EDIT : installing fluent-bit chart https://fluent.github.io/helm-charts chart version 0.10.0

dreverri commented 3 years ago

I see this issue when I set a namespace on the helm_release resource.

jimsnab commented 2 years ago

Helm provider v2.4.1

I experienced this now with hashicorp vault chart. Vault gets installed, and pods are Running (though in error state, as expected because vault is initially sealed). The helm provider times out in 5 minutes even though the helm cli run manually completes without an error after 10-20 seconds.

export TF_LOG=trace showed me hints.

The Terraform helm provider appears to wait for Kubernetes to process everything in the chart, while the cli helm does not. In my case a load balancer was failing to start.

ivoros commented 2 years ago

The same goes to ingress-nginx and filebeat for me too.

blue928 commented 2 years ago

Happening for me with ExternalDNS. The Warning / error message says to use the helm command to investigate.

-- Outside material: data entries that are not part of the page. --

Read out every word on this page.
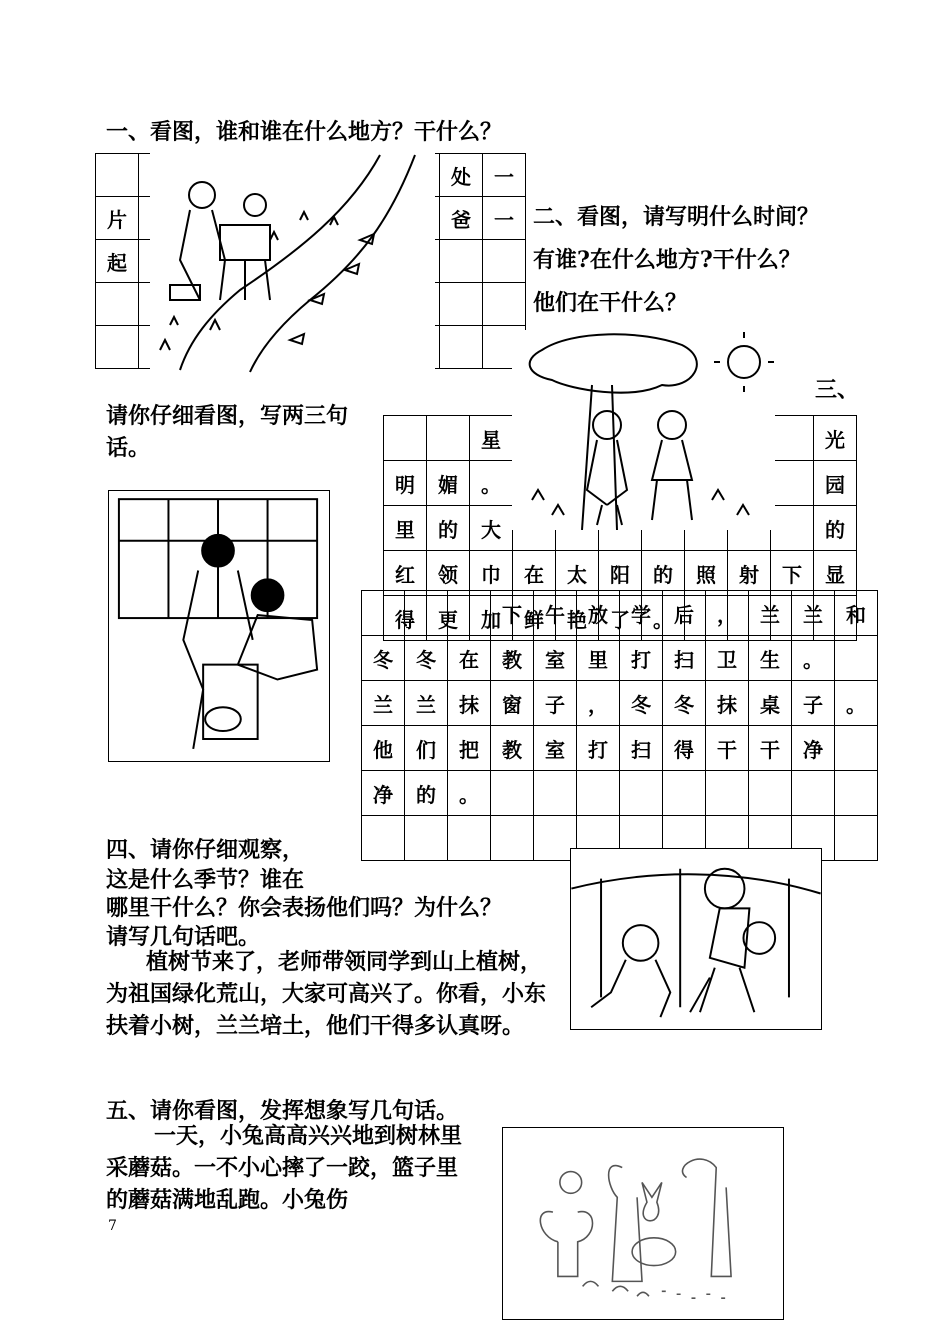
一、看图，谁和谁在什么地方？干什么？
								处	一
片								爸	一
起									

请你仔细看图，写两三句话。
二、看图，请写明什么时间？
有谁?在什么地方?干什么？
他们在干什么？
三、
		星								光
明	媚	。								园
里	的	大								的
红	领	巾	在	太	阳	的	照	射	下	显
得	更	加	鲜	艳	了	。				
			下	午	放	学	后	，	兰	兰	和
冬	冬	在	教	室	里	打	扫	卫	生	。	
兰	兰	抹	窗	子	，	冬	冬	抹	桌	子	。
他	们	把	教	室	打	扫	得	干	干	净	
净	的	。									

四、请你仔细观察，
这是什么季节？谁在
哪里干什么？你会表扬他们吗？为什么？
请写几句话吧。
植树节来了，老师带领同学到山上植树，为祖国绿化荒山，大家可高兴了。你看，小东扶着小树，兰兰培土，他们干得多认真呀。
五、请你看图，发挥想象写几句话。
一天，小兔高高兴兴地到树林里采蘑菇。一不小心摔了一跤，篮子里的蘑菇满地乱跑。小兔伤
7
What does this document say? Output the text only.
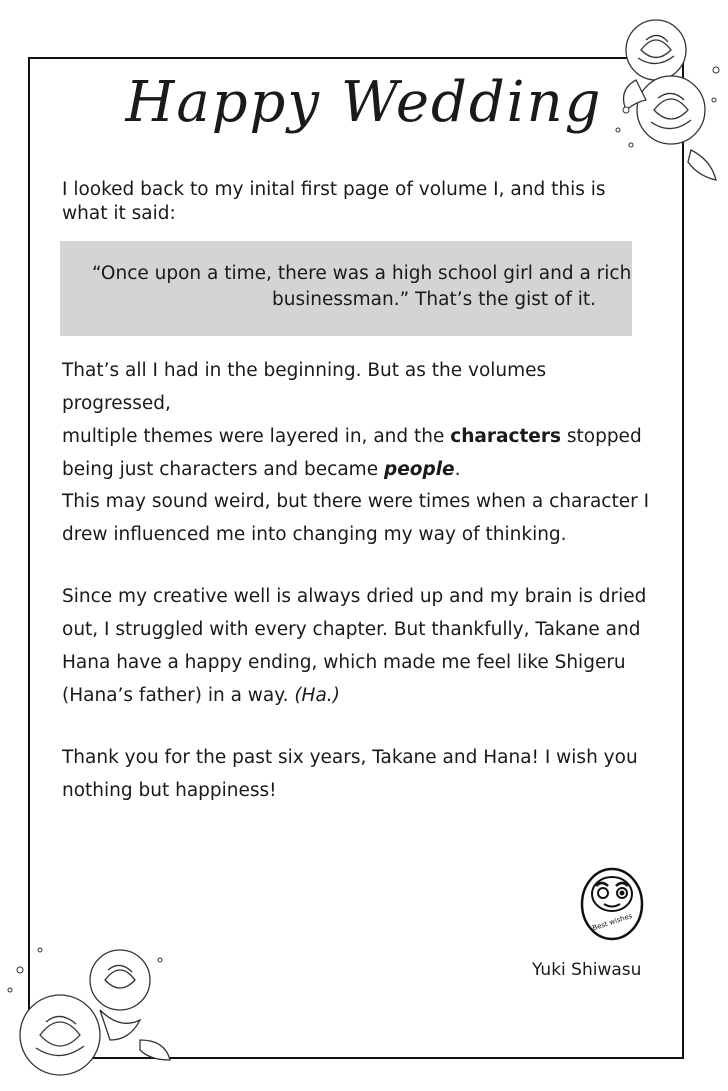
Happy Wedding

I looked back to my inital first page of volume I, and this is
what it said:

“Once upon a time, there was a high school girl and a rich
businessman.” That’s the gist of it.

That’s all I had in the beginning. But as the volumes progressed,
multiple themes were layered in, and the characters stopped
being just characters and became people.

This may sound weird, but there were times when a character I
drew influenced me into changing my way of thinking.

Since my creative well is always dried up and my brain is dried
out, I struggled with every chapter. But thankfully, Takane and
Hana have a happy ending, which made me feel like Shigeru
(Hana’s father) in a way. (Ha.)

Thank you for the past six years, Takane and Hana! I wish you
nothing but happiness!

Best wishes
Yuki Shiwasu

What does this even mean? How do we use the helm command to investigate?

Warning: Helm release "external-dns" was created but has a failed status. Use the `helm` command to investigate the error, correct it, then run Terraform again.
│ 
│   with helm_release.external_dns,
│   on 07-helm-external-dns.tf line 1, in resource "helm_release" "external_dns":
│    1: resource "helm_release" "external_dns" {
│ 
╵

Is there a way to see more deeply what's happening behind the scenes? instead of just seeing the error timed out message?

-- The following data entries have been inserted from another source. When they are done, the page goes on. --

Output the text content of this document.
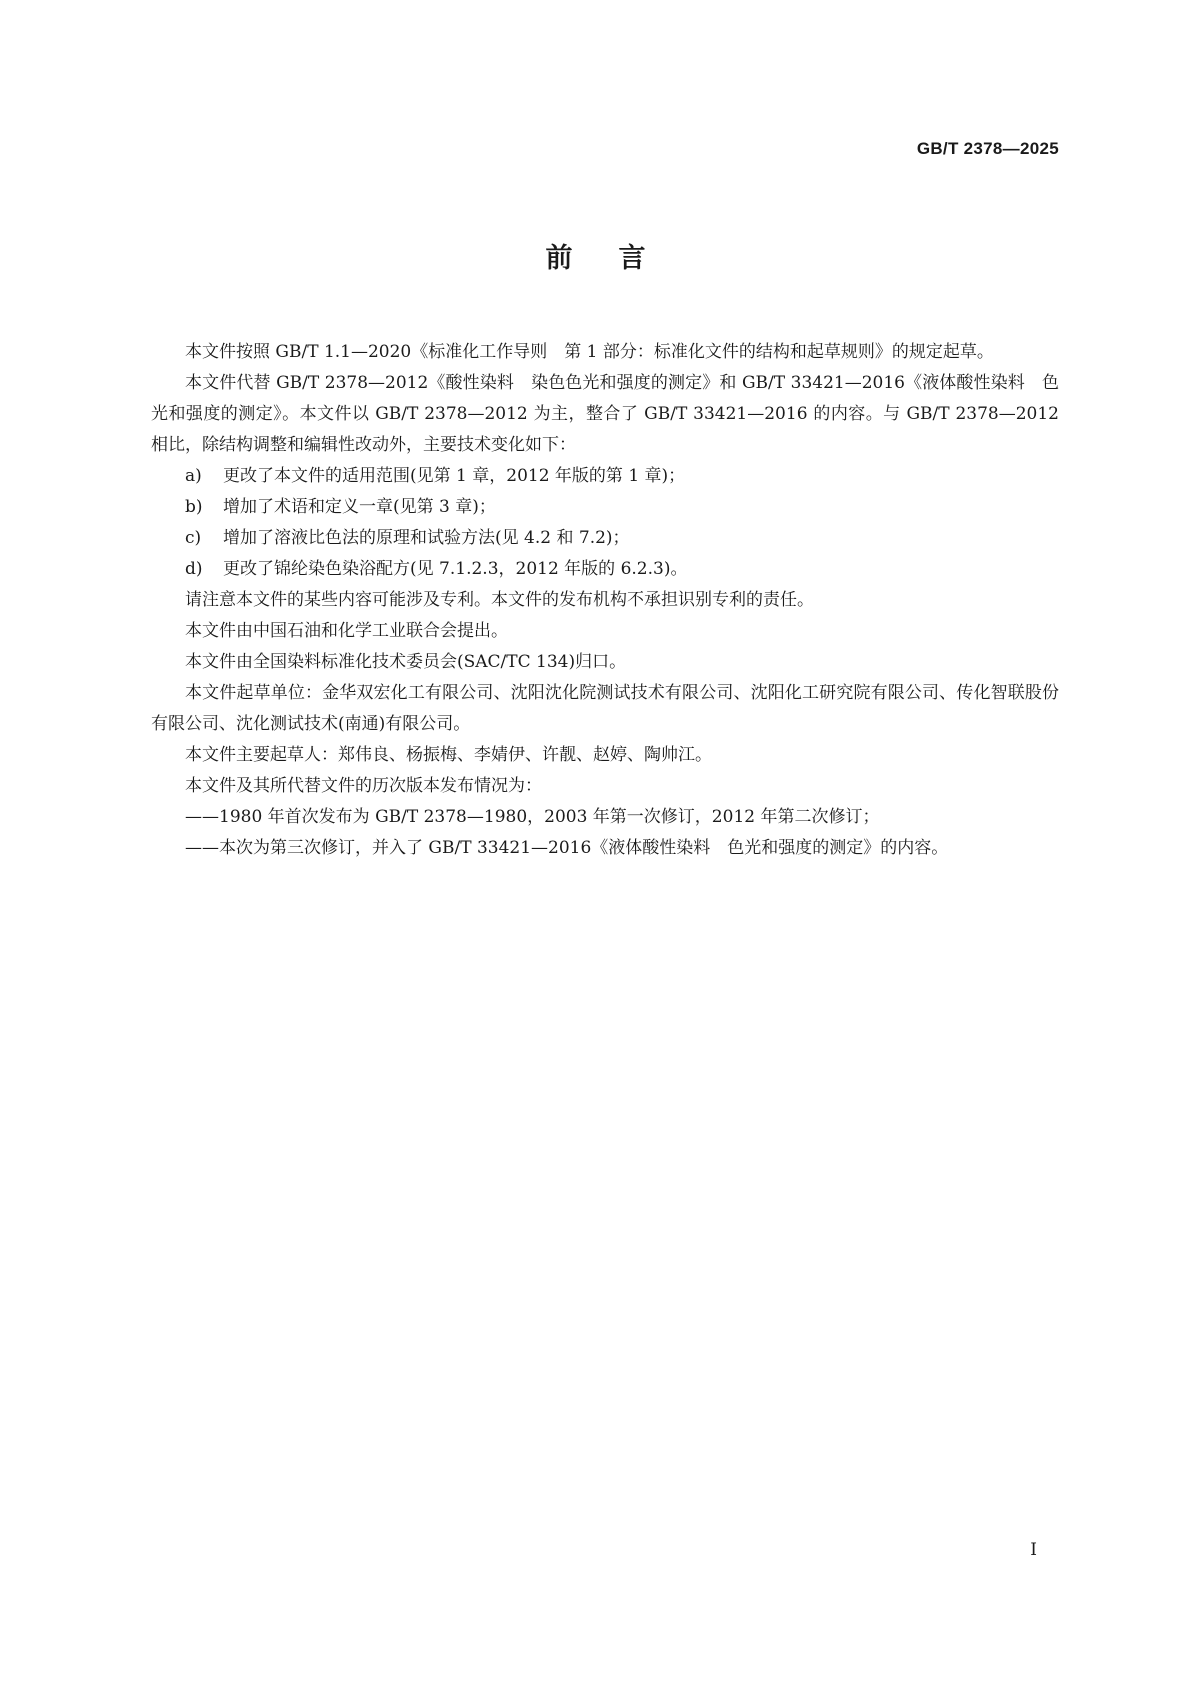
GB/T 2378—2025
前言

本文件按照 GB/T 1.1—2020《标准化工作导则　第 1 部分：标准化文件的结构和起草规则》的规定起草。

本文件代替 GB/T 2378—2012《酸性染料　染色色光和强度的测定》和 GB/T 33421—2016《液体酸性染料　色光和强度的测定》。本文件以 GB/T 2378—2012 为主，整合了 GB/T 33421—2016 的内容。与 GB/T 2378—2012 相比，除结构调整和编辑性改动外，主要技术变化如下：

a) 更改了本文件的适用范围(见第 1 章，2012 年版的第 1 章)；
b) 增加了术语和定义一章(见第 3 章)；
c) 增加了溶液比色法的原理和试验方法(见 4.2 和 7.2)；
d) 更改了锦纶染色染浴配方(见 7.1.2.3，2012 年版的 6.2.3)。

请注意本文件的某些内容可能涉及专利。本文件的发布机构不承担识别专利的责任。

本文件由中国石油和化学工业联合会提出。

本文件由全国染料标准化技术委员会(SAC/TC 134)归口。

本文件起草单位：金华双宏化工有限公司、沈阳沈化院测试技术有限公司、沈阳化工研究院有限公司、传化智联股份有限公司、沈化测试技术(南通)有限公司。

本文件主要起草人：郑伟良、杨振梅、李婧伊、许靓、赵婷、陶帅江。

本文件及其所代替文件的历次版本发布情况为：

——1980 年首次发布为 GB/T 2378—1980，2003 年第一次修订，2012 年第二次修订；
——本次为第三次修订，并入了 GB/T 33421—2016《液体酸性染料　色光和强度的测定》的内容。
I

resource "helm_release" "external_dns" {
  name       = "external-dns"
  repository = "https://kubernetes-sigs.github.io/external-dns/"
  chart      = "external-dns"

  namespace = "external-dns"
  #create_namespace = true
  #timeout = 1000
  #atomic  = true

  set {
      name = "provider"
      value = "azure"
  }

  set {
      name = "txtPrefix"
      value = "externaldns-"
  }

  #depends_on = [
   # kubernetes_secret.azure_config_file,
  #]
}
jrhouston commented 2 years ago

@blue928 You see that error when the chart has landed in a failed status – it means that the release was partially deployed but one of the resources has failed for some reason. If you do helm ls --all you'll see a failed status next to the release, and you should be able to use helm status to see what resources are in the chart and further investigate with kubectl to see what's failing.

The helm provider doesn't do any managing of the resources inside the chart, it just sees that helm has returned a failed status for the release and bubbles it up.

iBrandyJackson commented 2 years ago

We are closing this issue as this is something that has become a catch-all for a multitude of different issues. We ask that if you run into further related problems, please open a new issue and we will review it.

pradeepnnv commented 2 years ago

Adding comment in case if this might help others.

I faced this issue when installing bitnami/nginx helm chart.

Output:

NAME: nginx
LAST DEPLOYED: Mon Sep 26 21:57:24 2022
NAMESPACE: default
STATUS: pending-install
REVISION: 1
TEST SUITE: None
NOTES:
CHART NAME: nginx
CHART VERSION: 13.1.6
APP VERSION: 1.23.1

Observed that the service created with default helm values is Loadbalancer. So the service was stuck in pending state and guessing it caused the failure in terraform.

Please try kubectl get all to identify if any other resources might be in pending state.

Overriding it to ClusterIP fixed the issue.

Posting here hoping that this will help others facing similar issues.

github-actions[bot] commented 1 year ago

I'm going to lock this issue because it has been closed for 30 days ⏳. This helps our maintainers find and focus on the active issues. If you have found a problem that seems similar to this, please open a new issue and complete the issue template so we can capture all the details necessary to investigate further.